Primo podio in carriera in coppa del mondo per Federico Pellegrino, terzo nella gara sprint di Davos. Questa volta invece non hanno brillato le ragazze: la Longa è uscira in semifinale, la Follis addiritttura nei quarti. Sorpresa: non ha vinto la Bjorgren

L'Italia del fondo fa meglio di quella dello sci alpino. Uno strepitoso Federico Pellegrino sfiora infatti il successo nella sprint in tecnica libera di Liberec, in Repubblica Ceca: il giovane aostano, che aveva già ottenuto la qualificazione alla finale nella sprint di Davos, chiude al secondo posto dietro al campione del mondo Ola Vigen Hattestad; l'azzurro, consapevole della bravura del norvegese negli ultimi cento metri, ha provato ad anticipare lo sprint nell'ultima salita, tattica che gli ha comunque garantito il podio ma che non è bastata per tenersi dietro Hattestad al traguardo. Per Pellegrino, che all'arrivo ha festeggiato come se avesse vinto, è il primo podio in carriera. Nella stessa finale, quarto posto per Renato Pasini.

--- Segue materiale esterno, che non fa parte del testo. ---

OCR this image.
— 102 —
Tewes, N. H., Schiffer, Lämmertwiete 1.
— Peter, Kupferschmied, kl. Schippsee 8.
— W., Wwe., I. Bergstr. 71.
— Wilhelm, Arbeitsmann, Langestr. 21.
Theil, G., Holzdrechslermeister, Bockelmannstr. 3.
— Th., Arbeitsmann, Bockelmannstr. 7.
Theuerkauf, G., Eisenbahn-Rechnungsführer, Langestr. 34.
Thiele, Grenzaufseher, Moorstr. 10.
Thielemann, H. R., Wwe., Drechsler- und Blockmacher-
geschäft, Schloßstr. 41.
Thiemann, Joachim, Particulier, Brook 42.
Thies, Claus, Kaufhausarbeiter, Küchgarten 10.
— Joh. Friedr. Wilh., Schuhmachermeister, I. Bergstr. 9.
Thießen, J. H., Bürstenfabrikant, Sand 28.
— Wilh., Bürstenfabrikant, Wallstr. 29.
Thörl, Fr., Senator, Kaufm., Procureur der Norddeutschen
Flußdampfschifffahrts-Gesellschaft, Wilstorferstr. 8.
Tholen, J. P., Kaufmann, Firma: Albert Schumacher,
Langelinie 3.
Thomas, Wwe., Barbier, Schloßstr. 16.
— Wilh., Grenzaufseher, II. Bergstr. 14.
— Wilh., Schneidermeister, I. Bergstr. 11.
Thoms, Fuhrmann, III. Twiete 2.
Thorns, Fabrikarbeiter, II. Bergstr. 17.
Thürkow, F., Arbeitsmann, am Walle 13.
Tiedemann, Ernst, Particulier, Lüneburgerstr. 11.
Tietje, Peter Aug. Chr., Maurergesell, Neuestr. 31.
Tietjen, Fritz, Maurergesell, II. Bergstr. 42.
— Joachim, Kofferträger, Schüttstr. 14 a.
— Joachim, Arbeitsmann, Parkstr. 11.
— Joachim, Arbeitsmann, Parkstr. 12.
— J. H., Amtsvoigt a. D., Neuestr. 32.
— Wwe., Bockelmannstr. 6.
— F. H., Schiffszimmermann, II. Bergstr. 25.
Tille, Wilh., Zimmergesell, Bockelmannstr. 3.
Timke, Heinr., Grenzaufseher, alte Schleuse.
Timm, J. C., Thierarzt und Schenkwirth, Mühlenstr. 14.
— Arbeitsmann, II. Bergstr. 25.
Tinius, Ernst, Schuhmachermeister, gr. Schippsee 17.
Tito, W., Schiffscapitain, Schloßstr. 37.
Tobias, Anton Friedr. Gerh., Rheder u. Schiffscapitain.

Nei quarti erano invece usciti David Hofer, Fulvio Scola e Fabio Pasini.
La gara delle donne porta con sè una notizia: dopo 7 successi consecutivi alle gare a cui aveva partecipato, la norvegese Marit Bjoergen è uscita a sorpresa in semifinale, vittima di una collisione con Katja Visnar; la finale è stata vinta dall'americana Randall, che ha dominato la finale sul cui podio sono salite Hanna Falk e Celine Brun-Lie. Meno bene del solito le azzurre, che hanno pagato l'impegno al Tour de Ski delle scorse settimane: la migliore è risultata Marianna Longa, out in semifinale, mentre Arianna Follis è stata eliminata ai quarti, penalizzata da una batteria con Majdic e Randall; fuori ai quarti anche Magda Genuin. Hanno fallito l'obiettivo qualificazione Elisa Brocard (trentacinquesima) e Gaia Vuerich (trentanovesima).